58 ERRORES DE ORO (VALDESUEI)
Cada día mi abuela cruzaba la ciudad para visitar al abuelo. Lo hacía justo después comer, arruinándole la cabezadita de sobremesa que tanto le gustaba. Por eso, él se vengaba convirtiéndose en brisa para despeinarla o, si le llevaba unos crisantemos, zumbando entre ellos como un nervioso moscardón al que tenía que espantar a manotazos si quería enjugarse las lágrimas tranquila.
Con tanto tira y afloja, muchas veces acababan discutiendo para sorpresa de los otros visitantes, que observaban estupefactos a la solitaria mujercita haciendo aspavientos frente a una lápida mientras renegaba:
— ¡Los chicos dicen que es un error venir todos los días con este calor! Que llego a casa muerta…
Ante tal argumento, mi abuelo hacía un sencillo ejercicio de empatía y se disculpaba.

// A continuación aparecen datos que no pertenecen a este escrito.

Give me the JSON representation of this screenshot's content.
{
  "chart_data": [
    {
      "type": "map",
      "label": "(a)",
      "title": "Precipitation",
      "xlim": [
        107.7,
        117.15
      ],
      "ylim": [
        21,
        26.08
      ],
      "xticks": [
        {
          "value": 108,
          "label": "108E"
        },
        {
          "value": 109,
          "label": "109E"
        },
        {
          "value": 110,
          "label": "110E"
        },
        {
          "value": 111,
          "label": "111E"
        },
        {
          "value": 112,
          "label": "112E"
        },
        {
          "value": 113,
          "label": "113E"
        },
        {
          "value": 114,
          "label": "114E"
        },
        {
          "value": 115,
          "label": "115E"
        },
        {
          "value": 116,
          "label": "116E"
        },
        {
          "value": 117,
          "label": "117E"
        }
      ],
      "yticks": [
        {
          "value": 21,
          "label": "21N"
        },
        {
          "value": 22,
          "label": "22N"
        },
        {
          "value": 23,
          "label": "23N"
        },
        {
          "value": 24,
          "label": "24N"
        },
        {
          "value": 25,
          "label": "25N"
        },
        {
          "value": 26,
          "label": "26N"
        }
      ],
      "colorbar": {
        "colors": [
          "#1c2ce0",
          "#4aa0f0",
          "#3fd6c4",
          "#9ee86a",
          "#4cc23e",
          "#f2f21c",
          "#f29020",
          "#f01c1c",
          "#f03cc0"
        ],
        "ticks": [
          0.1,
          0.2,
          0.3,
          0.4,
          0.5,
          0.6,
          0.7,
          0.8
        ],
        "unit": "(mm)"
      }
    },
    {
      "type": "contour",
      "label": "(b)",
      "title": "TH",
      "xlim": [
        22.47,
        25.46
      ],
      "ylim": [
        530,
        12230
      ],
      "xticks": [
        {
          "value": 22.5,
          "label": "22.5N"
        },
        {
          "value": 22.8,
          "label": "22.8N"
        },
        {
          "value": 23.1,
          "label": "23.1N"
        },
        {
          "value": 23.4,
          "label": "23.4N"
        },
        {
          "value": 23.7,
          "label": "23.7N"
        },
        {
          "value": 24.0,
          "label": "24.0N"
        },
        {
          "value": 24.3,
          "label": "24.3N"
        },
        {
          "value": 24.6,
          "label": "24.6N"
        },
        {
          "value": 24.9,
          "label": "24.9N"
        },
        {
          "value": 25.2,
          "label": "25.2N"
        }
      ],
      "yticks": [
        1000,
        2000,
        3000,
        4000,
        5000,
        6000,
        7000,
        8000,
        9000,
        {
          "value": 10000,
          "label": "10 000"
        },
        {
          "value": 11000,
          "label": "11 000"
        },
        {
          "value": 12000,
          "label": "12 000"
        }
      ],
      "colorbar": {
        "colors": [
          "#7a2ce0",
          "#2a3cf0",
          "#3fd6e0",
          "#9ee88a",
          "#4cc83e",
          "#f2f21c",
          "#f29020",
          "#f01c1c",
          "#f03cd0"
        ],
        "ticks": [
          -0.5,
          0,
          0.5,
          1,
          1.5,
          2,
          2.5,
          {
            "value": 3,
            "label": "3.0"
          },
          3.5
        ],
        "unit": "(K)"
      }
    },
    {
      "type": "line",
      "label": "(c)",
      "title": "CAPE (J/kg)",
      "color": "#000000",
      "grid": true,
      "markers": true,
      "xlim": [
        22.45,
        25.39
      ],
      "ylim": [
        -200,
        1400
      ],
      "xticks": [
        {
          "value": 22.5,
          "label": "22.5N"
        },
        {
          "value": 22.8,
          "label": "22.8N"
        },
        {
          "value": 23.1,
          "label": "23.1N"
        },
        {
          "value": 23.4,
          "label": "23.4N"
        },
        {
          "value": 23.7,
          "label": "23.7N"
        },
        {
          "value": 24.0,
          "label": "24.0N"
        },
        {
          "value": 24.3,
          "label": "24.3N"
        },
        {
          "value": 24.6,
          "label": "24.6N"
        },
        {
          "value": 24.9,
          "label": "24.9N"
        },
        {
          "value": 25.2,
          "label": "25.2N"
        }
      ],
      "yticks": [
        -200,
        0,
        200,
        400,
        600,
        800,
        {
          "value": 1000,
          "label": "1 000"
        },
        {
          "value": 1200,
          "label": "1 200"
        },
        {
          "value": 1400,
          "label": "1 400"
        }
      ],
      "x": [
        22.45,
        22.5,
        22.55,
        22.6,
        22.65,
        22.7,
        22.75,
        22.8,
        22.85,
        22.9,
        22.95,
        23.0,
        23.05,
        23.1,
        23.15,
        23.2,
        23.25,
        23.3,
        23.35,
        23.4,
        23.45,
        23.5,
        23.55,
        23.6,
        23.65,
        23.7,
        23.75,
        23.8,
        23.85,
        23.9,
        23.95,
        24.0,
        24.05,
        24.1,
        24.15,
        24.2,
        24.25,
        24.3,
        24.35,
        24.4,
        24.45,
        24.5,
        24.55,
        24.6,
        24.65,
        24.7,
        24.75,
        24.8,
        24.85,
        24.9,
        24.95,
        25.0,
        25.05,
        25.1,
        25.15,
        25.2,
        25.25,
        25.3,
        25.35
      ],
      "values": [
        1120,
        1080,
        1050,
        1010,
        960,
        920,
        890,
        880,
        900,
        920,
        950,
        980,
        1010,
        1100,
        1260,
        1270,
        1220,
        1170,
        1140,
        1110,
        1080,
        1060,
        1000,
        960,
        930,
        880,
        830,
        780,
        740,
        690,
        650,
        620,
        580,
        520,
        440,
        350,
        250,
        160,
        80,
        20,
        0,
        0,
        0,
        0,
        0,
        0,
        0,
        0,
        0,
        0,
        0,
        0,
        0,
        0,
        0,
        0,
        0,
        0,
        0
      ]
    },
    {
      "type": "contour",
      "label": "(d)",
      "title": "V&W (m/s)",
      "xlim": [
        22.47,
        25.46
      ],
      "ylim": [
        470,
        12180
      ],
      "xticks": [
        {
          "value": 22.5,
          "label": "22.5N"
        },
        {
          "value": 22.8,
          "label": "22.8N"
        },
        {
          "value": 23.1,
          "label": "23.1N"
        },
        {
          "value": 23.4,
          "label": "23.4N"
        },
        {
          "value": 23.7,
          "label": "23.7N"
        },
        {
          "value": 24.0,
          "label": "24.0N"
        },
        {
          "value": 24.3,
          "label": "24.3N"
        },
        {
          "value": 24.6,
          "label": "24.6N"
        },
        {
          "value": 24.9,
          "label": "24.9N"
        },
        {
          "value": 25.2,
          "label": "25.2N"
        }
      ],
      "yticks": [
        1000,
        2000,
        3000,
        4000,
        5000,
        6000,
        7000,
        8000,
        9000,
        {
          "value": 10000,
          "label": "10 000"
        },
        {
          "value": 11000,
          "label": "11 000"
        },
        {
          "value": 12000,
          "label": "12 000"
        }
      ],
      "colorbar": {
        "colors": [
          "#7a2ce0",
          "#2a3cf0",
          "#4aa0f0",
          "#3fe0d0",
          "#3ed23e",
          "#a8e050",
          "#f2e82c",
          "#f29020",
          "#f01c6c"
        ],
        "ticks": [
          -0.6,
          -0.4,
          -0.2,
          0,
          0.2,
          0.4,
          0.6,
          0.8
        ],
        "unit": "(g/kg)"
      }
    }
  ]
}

Con el ocaso llegaba la nueva despedida. Camuflado entre las alargadas sombras de los cipreses acompañaba a la abuela hasta la invisible puerta que separaba ambos mundos. Desde allí soplaba como huracanado viento contra su espalda, ayudándola a subir la empinada cuesta del cementerio para regresar al que había sido su hogar.
Mañana volvería a visitarle. Volverían a enfadarse, y volvería a cometer el mismo error, porque era lo que daba sentido a sus últimos días.
Ya se sabe que «amores reñidos son los más queridos», y, siguiendo con los refranes, otro que viene a colación de tu historia: «Genio y figura hasta la sepultura». Cuando a ella le llegue también su momento, es fácil imaginarlos chocando sus ráfagas de aire, o lo que corresponda, para terminar hacienso las paces, en una eternidad compartida.